The target architecture
On the X86 architecture, an RMW operation always flushes the store
buffer and therefore is effectively a serializing and sequentially
consistent operation.
I wish people would stop saying that.
That statement doesn't even make sense, as there is no such thing as "sequentially consistent operation", as "sequential consistency" isn't a property of any operation. A sequentially consistent execution is one where the end result is one where there is an interlacing of operation that gives that result.
What can be said about these RMW operations:
- all operations before the RMW have to be globally visible before either the R or W of the RMW is visible
- and no operation after the RMW are visible before the RMW is visible.
That is the part before, the RMW, and the part after are run sequential. In other words, there is a full fence before and after the RMW.
Whether that results in a sequential execution for the complete program depends on the nature of all globally visible operations of the program.
Visibility vs. execution ordering
That's in term of visibility. I have no idea whether these processors try to speculatively execute code after the RMW, subject to the correctness requirement that operations are rolled back if there is a conflict with a side effect on a parallel execution (these details tend to be different for different vendors and generations in a given family, unless it's clearly specified).
The answer to your question could be different whether
- you need to guarantee correctness of the set of side effect (as in sequential consistency requirement),
- or guarantee that benchmarks are reliable,
- or that comparative timing CPU version independent: to guarantee something on the results of comparison of timing of different executions (for a given CPU).
High level languages vs. CPU features
The question title is "is std::atomic::fetch_add
a serializing operation on x86-64?" of the general form:
"does OP provide guarantees P on ARCH"
where
- OP is a high level operation in a high level language
- P is the desired property
- ARCH is a specific CPU or compiler target
As a rule, the canonical answer is: the question doesn't make sense, OP being high level and target independent. There is a low level/high level mismatch here.
The compiler is bound by the language standard (or rather its most reasonable interpretation), by documented extension, by history... not by the standard for the target architecture, unless the feature is a low level, transparent feature of the high level language.
The canonical way to get low level semantic in C/C++ is to use volatile objects and volatile operations.
Here you must use a volatile std::atomic<int>
to even be able to ask a meaningful question about architectural guarantees.
Present code generation
The meaningful variant of your question would use this code:
volatile std::atomic<int> counter;
/* otherStuff 1 */
counter.fetch_add(1, std::memory_order_relaxed);
That statement will generate an atomic RMW operation which in that case "is a serializing operation" on the CPU: all operations performed before, in assembly code, are complete before the RMW starts; all operation following the RMW wait until the RMW completes to start (in term of visibility).
And then you would need to learn about the unpleasantness of the volatile semantic: volatile applies only to these volatile operation so you would still not get general guarantees about other operations.
There is no guarantee that high level C++ operations before the volatile RMW operations are sequenced before in the assembly code.

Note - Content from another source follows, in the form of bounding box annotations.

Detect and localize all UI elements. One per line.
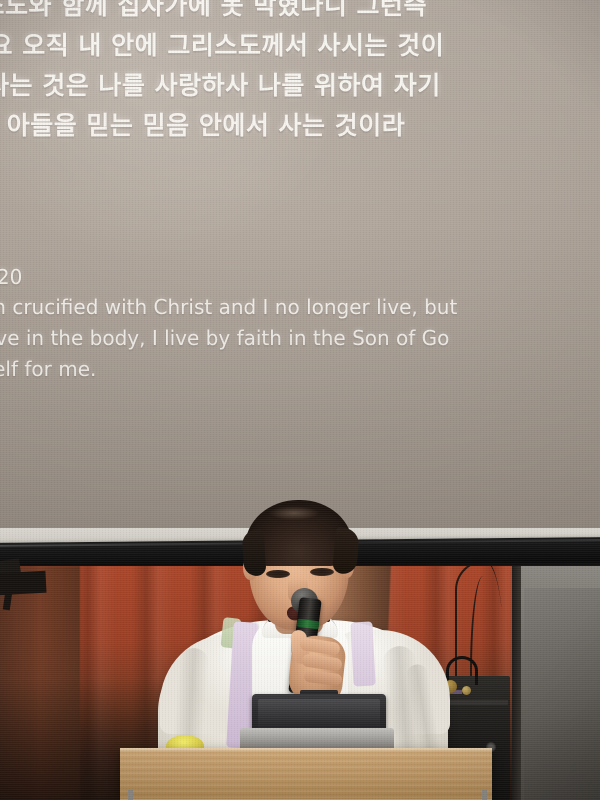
- tablet-screen: [258, 699, 380, 729]
- photo-scene: 리스도와 함께 십자가에 못 박혔나니 그런즉 니요 오직 내 안에 그리스도께…: [0, 0, 600, 800]
- pulpit-leg-left: [128, 790, 133, 800]
- stole-right: [350, 621, 375, 686]
- eye-right: [310, 568, 334, 576]
- hair-side-left: [241, 529, 266, 576]
- hair-highlight: [268, 506, 320, 520]
- hair-side-right: [332, 527, 360, 575]
- wooden-pulpit: [120, 748, 492, 800]
- pulpit-wood-grain: [120, 748, 492, 800]
- eye-left: [266, 570, 290, 578]
- preacher-figure: [0, 0, 600, 800]
- pulpit-leg-right: [482, 790, 487, 800]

You would need a "compiler barrier" to do that. These barriers are not portable. (And not needed here as it's a silly approach anyway.)
But then if you want that guarantee, you can just use:
- a release operation: to ensure that previous globally visible operations are complete
- an acquire operation: to ensure that following globally visible operations do not start before
- RMW operation on an object that is visible by multiple threads.

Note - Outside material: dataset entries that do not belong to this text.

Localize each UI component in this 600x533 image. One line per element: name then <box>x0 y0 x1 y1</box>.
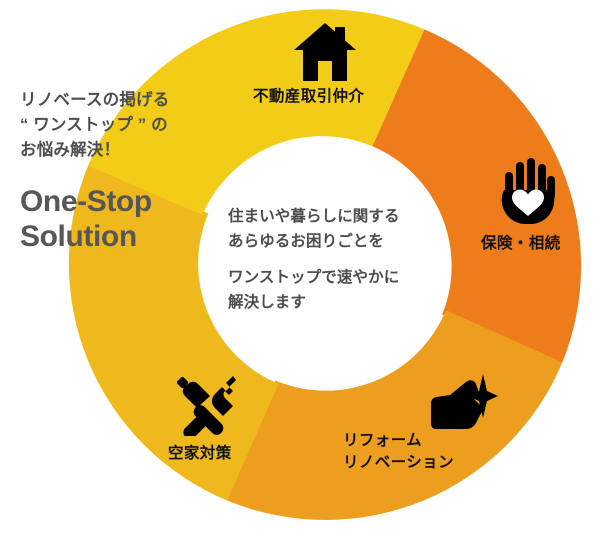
left-headline-block: リノベースの掲げる “ ワンストップ ” の お悩み解決！ One-Stop S… <box>20 88 235 255</box>
page-title-line1: One-Stop <box>20 185 152 218</box>
segment-label-reform: リフォーム リノベーション <box>343 430 454 474</box>
lead-line-2: “ ワンストップ ” の <box>20 113 235 138</box>
segment-label-realestate: 不動産取引仲介 <box>253 86 364 108</box>
segment-insurance[interactable] <box>227 310 562 520</box>
segment-label-akiya: 空家対策 <box>168 443 232 465</box>
center-description-block: 住まいや暮らしに関する あらゆるお困りごとを ワンストップで速やかに 解決します <box>228 204 443 315</box>
hammer-wrench-icon <box>177 374 249 436</box>
segment-label-reform-line2: リノベーション <box>343 452 454 474</box>
one-stop-solution-graphic: 不動産取引仲介 保険・相続 リフォーム リノベーション 空家対策 リノベースの掲… <box>0 0 600 533</box>
segment-label-insurance: 保険・相続 <box>481 233 561 255</box>
description-line-3: ワンストップで速やかに <box>228 265 443 290</box>
lead-line-3: お悩み解決！ <box>20 138 235 163</box>
house-icon <box>294 23 356 81</box>
hand-heart-icon <box>500 158 556 224</box>
description-gap <box>228 254 443 265</box>
page-title-line2: Solution <box>20 220 235 255</box>
description-line-4: 解決します <box>228 290 443 315</box>
description-line-1: 住まいや暮らしに関する <box>228 204 443 229</box>
description-line-2: あらゆるお困りごとを <box>228 229 443 254</box>
segment-label-reform-line1: リフォーム <box>343 430 454 452</box>
lead-line-1: リノベースの掲げる <box>20 88 235 113</box>
sparkle-house-icon <box>430 374 498 436</box>
page-title: One-Stop Solution <box>20 185 235 255</box>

So why not make your RMW operation ack_rel? Then it wouldn't even need to be volatile.
Possible RMW variants in a processor family
Is there an instruction in x86-64 (say less than 5 years old
architectures) that would
Potential variants of the instruction set is another sub-question. Vendors can introduce new instructions, and ways to test for their availability at runtime; and compilers can even generate code to detect their availability.

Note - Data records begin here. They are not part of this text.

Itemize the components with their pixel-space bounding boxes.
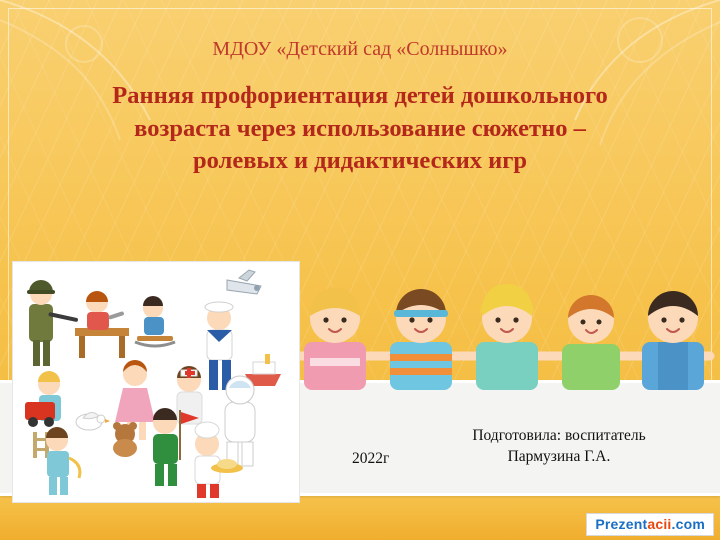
- children-holding-hands-icon: [280, 280, 720, 392]
- page-title: Ранняя профориентация детей дошкольного …: [95, 80, 625, 178]
- watermark-prezentacii[interactable]: Prezentacii.com: [586, 513, 714, 536]
- child-2: [390, 289, 452, 390]
- children-illustration: [280, 280, 720, 390]
- watermark-part-2: acii: [647, 516, 671, 532]
- year-label: 2022г: [352, 450, 389, 468]
- author-block: Подготовила: воспитатель Пармузина Г.А.: [434, 426, 684, 468]
- child-1: [304, 288, 366, 390]
- presentation-slide: МДОУ «Детский сад «Солнышко» Ранняя проф…: [0, 0, 720, 540]
- organization-title: МДОУ «Детский сад «Солнышко»: [0, 38, 720, 61]
- child-5: [642, 291, 704, 390]
- collage-illustration: [13, 262, 299, 502]
- author-role: Подготовила: воспитатель: [434, 426, 684, 447]
- watermark-part-3: .com: [672, 516, 705, 532]
- author-name: Пармузина Г.А.: [434, 447, 684, 468]
- professions-collage-image: [12, 261, 300, 503]
- watermark-part-1: Prezent: [595, 516, 647, 532]
- child-4: [562, 295, 620, 390]
- child-3: [476, 284, 538, 390]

Any RMW feature that would follow the existing tradition (1) of strong ordering of usual memory operation in that family would have to respect the traditions:
- Total Store Order: all store operations are ordered, implicitly fenced; in other words, there is a store buffer strictly for non speculative store operations in each core, that is not reordered and not shared between cores;
- each store is a release operation (for previous normal memory operations);
- loads that are speculatively started are completed in order, and at completion are validated: any early load for a location that was then clobbered in the cache is cancelled and the computation is restarted with the recent value;
- loads are acquire operations.
Then any new (but traditional) RMW operation must be both an acquire operation and a release operation.
(Examples for potential imaginary RMW operation to be added in the future are xmult
and xdiv
.)
But that's futurology and adding less ordered instruction in the future wouldn't violate any security invariants, except potentially against timing based, side channel Spectre-like attacks, that we don't know how to model and reason about in general anyway.
The problem with these questions, even about the present, is that a proof of absence would be required, and for that we would need to know about each variant for a CPU family. That is not always doable, and also, unnecessary if you use the proper ordering in the high level code, and useless if you don't.
(1) Traditions for guarantees of memory operations are guidelines in the CPU design, not guarantees about any feature operation: by definition operations that don't yet exist have no guarantee about their semantics, beside the guarantees of memory integrity, that is, the guarantee that no future operation will break the privileges and security guarantees previously established (no un privileged instruction created in the future can access an un-mapped memory address...).